Understanding the Beauty in Old Portuguese Architecture

Source- File:Latin Quarter of Panjim in Goa, India 0212.jpg – Wikimedia Commons

Goa, famous for its amazing yet crowded beaches and infamous for its cheap booze and racy parties. Of course, who doesn’t love a little sinfully stimulating fun but the beauty remains in the simplicity of Goa’s serene terrain and natural landscapes. And the Goan landscape is ornamented with the dispersed houses that give a sense of the colonial era Goa. Portuguese designers didn’t have much space to work about in the streets of Portugal at that time. The empty fields and humble hills, however, gave them a large canvas to portray their menagerie of culture and architecture.
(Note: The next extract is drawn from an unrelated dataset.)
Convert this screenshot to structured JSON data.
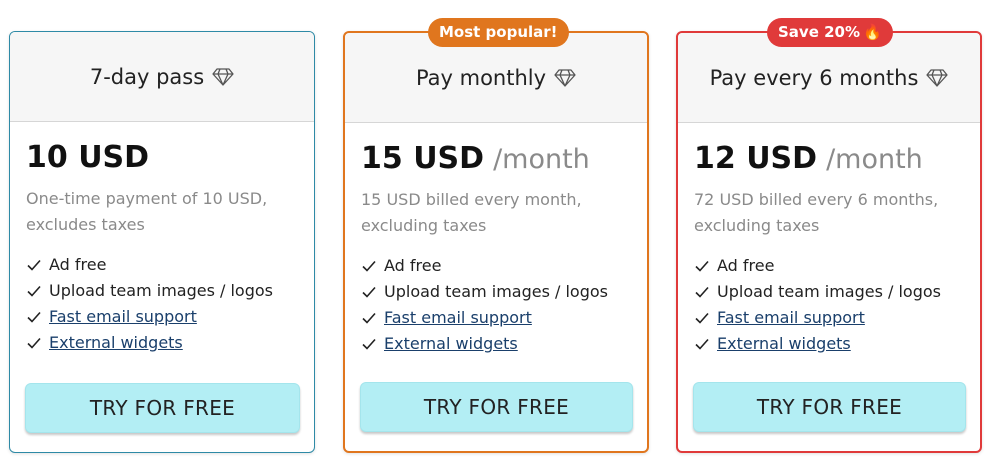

The Indo-Portuguese culture started taking hold in India and especially in Goa after the Portuguese settlers moved from Ceylon (modern day Sri Lanka) towards the East and West Coasts of India. Most of their influence over culture and architecture is seen in the states of Tamil Nadu and Goa. They are quite famous for the old Portuguese houses and small apartment complexes. In Goa, they still attract a lot of investors and preservation enthusiasts who want to restore or retain the beauty that these Portuguese houses hold. From old whitewashed churches to the colour palate of the Fontainhas in Panjim, Portugal brought with it a medley of cultural sermons which made Goa what it is today. However, understanding the beauty in these complex architectural pieces, is uncomplicated.

Portuguese Town Planning

Source: Goa Panorama 1886 – An old map of a city with a lot of buildings – PICRYL – Public Domain Media Search Engine Public Domain Search

Let’s talk first about the narrow streets lined with towering Portuguese villas in areas like Assagaon and Benaulim. The main reason behind these parallel narrow roads is the Portuguese style of town planning. If you see the road mapping of Goan towns, you’ll find a main road connecting one town to another, while the streets with settlements and houses are connected perpendicular to this main road. On the other side of these housing streets, or vaddos, you can find another straight road going through, with large Portuguese bungalows lining it up. Now the main road which connects towns stays on the lower levels, the vaddos move up to the second connecting street, which houses grand Portuguese villas which are built on a higher plinth. This town planning design is the result of defence tactics of Portugal called castrensian. So, that the the aristocracy of the town is at the uppermost level, watching over their lands and belongings and right underneath are the citizens who can use the streets to go to their adjoining chapels and grottos, while the principle main street connects them to the rest of Goa.

Portuguese Villas of Goa

The alluring grandiose of the Portuguese bungalows and villas in Goa brings many a vagabond home. A large number of international tourists who want to retire from life have invested in these villas to live a serene and susegad life in the midlands of Goa. Portuguese houses have a special feel to them with their ornamental facades in the front to the grand pillars on porches, their symmetrical designs also absorb in them a memory from the renaissance period. Especially the heritage churches of Goa like Bom Jesus’ Basilica in Old Goa and the Church of Immaculate Conception in Panaji are windows to the fast-paced development of the past.

Source: File:Afonso Guest House, 173, Fontainhas – 19th-20th century (4275516387).jpg – Wikimedia Commons

Portuguese houses in Goa tell a story of cultural synergy through its Portuguese Stuccos on window shutters that are adorned with Muslim designs consisting flowers and climber branches. Since, Portugal also had a Muslim influence in its earlier years, it still does have the designs embedded in its architectural ornamentations.

Source: Period Portuguese era furniture at Panjim Inn | Period furni… | Flickr

There are some outstanding features that are consistent in all Goan Portuguese houses. You might be familiar with roosters on the gates and roofs of houses, it is the cultural change that came with the Portuguese. The rooster is the national bird of Portugal and is considered lucky. Another cultural synergy that you will find is the lion on the gates of the same houses which have a rooster on top. They come from the Kadamba dynasty of the Western Ghats and represent courage and strength on part of the owner of the house. The Portuguese accepted this idea and put lion statues on their gateways. The rarest structure you’ll find on old Portuguese houses is the soldier on the gate. This was the conveyance to people that a member of the family is in the military. It used to represent the military respect that the family commands, which was to be considered before taking judicial action on the family.

The beauty of symmetrical embellishments and China clay adorned windows combined with meaningful symbolism makes Old Portuguese architecture the backbone of Goan landscape. It enlivens the spaces and gives all the feel of a gothic baroque era in the modern world.